2. INTERWORKING ARCHITECTURE OF 3G AND WLAN 3GPP-WLAN interworking architecture, as specified by 3GPP, is focused on the interworking functionality between 3GPP based core network and 802.11 technology based WLAN systems. The loose coupling approach has been chosen in this architecture since it provides greater flexibility and scalability than the tight coupling approach. The WLAN is directly connected to the Internet backbone and the 3GPP core network. The typical 3GPP-WLAN interworking system, as specified in 3GPP [3] is shown in Fig. 1. The WLAN User Equipment (WLAN UE) is equipment that uses UICC (Universal Integrated Circuit Card) utilized by a 3GPP subscriber to access the WLAN AN for 3GPP interworking purpose. The WLAN UE may be capable of WLAN access only, or it may be capable of both WLAN and 3GPP radio access. For enabling interworking with WLANs, the 3GPP Packet Switched (PS) core network incorporates three new functional elements: the 3G Authentication, Authorization and Accounting (AAA) server, the WLAN Access Gateway (WAG), and the Packet Data Gateway (PDG). The WLAN must also support similar interworking functionality to meet the access control and routing enforcement requirements.

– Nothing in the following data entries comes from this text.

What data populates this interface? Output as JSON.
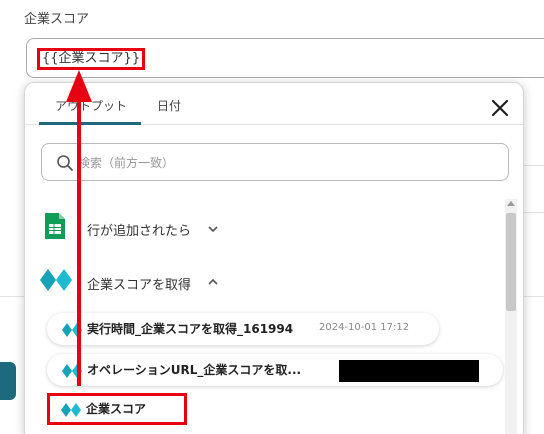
{
  "field": {
    "label": "企業スコア",
    "value": "{{企業スコア}}"
  },
  "popup": {
    "tabs": [
      {
        "label": "アウトプット"
      },
      {
        "label": "日付"
      }
    ],
    "search_placeholder": "検索（前方一致）",
    "sections": [
      {
        "label": "行が追加されたら",
        "icon": "google-sheets-icon",
        "expanded": false
      },
      {
        "label": "企業スコアを取得",
        "icon": "diamond-app-icon",
        "expanded": true
      }
    ],
    "items": [
      {
        "label": "実行時間_企業スコアを取得_161994",
        "date": "2024-10-01 17:12"
      },
      {
        "label": "オペレーションURL_企業スコアを取..."
      },
      {
        "label": "企業スコア"
      }
    ]
  },
  "colors": {
    "accent": "#1d6a7c",
    "highlight": "#e60012",
    "sheets_green": "#0f9d58",
    "diamond_teal": "#17a2b8"
  }
}
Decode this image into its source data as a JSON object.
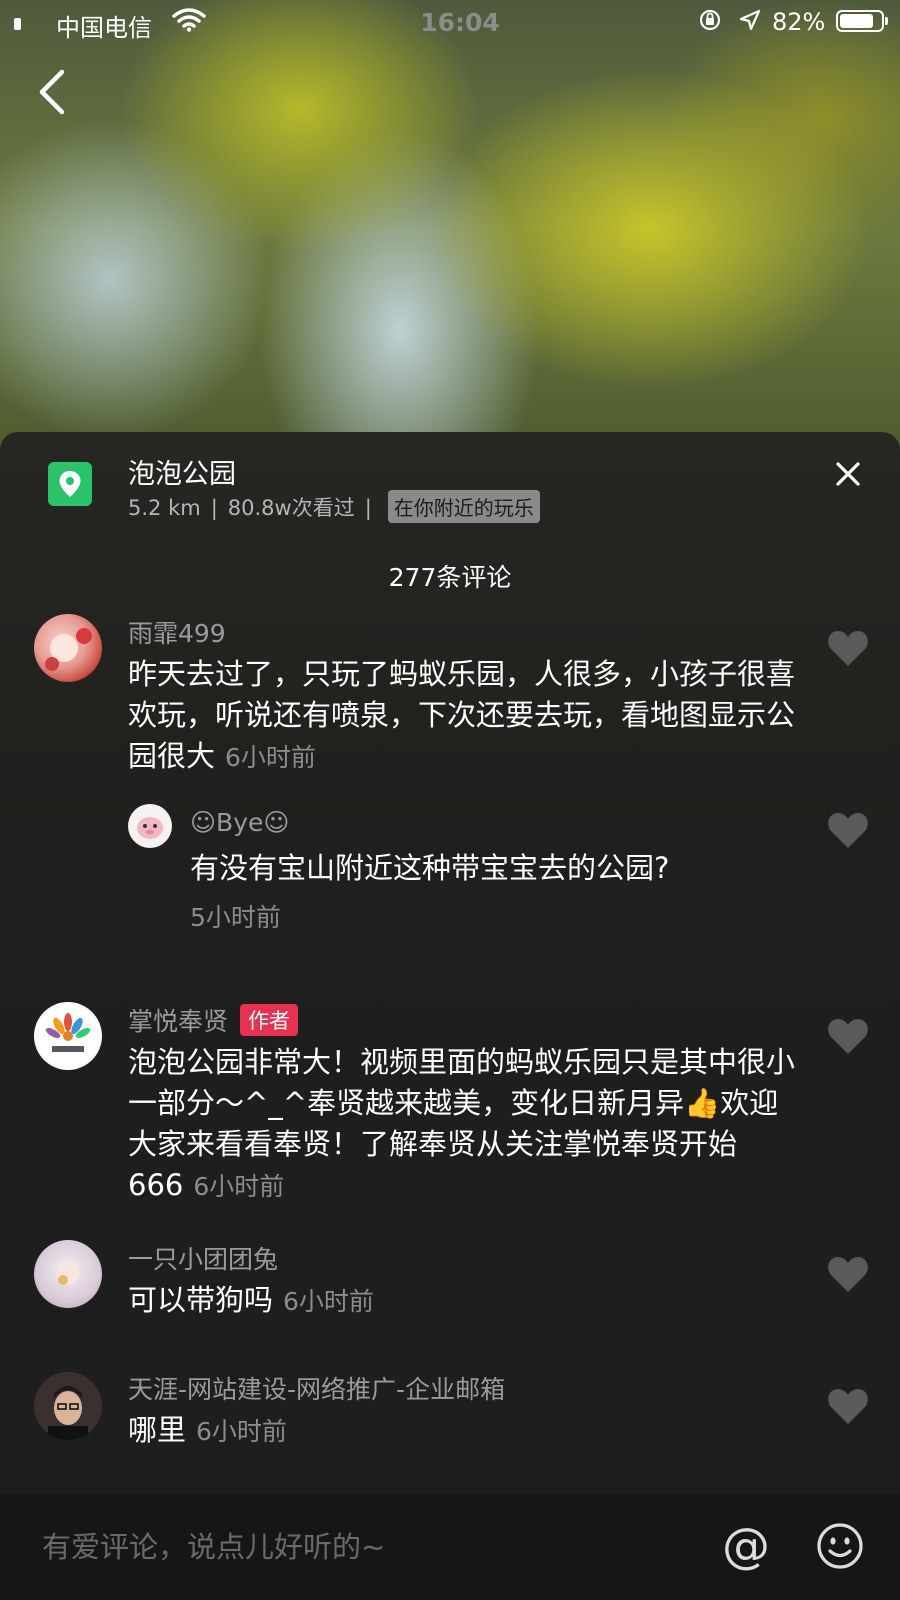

Fig. 1. 3GPP-WLAN Interworking System Architecture
Authentication, Authorization and Accounting (AAA) is one basic prerequisite for providing IP connectivity and other services by the 3G network via a WLAN system. The 3G AAA server in the 3GPP network terminates all AAA signaling originated in the WLAN that pertains to the WLAN UE. This signaling is securely transferred across the Wa interface, which is based on Extensible Authentication Protocol (EAP) [7].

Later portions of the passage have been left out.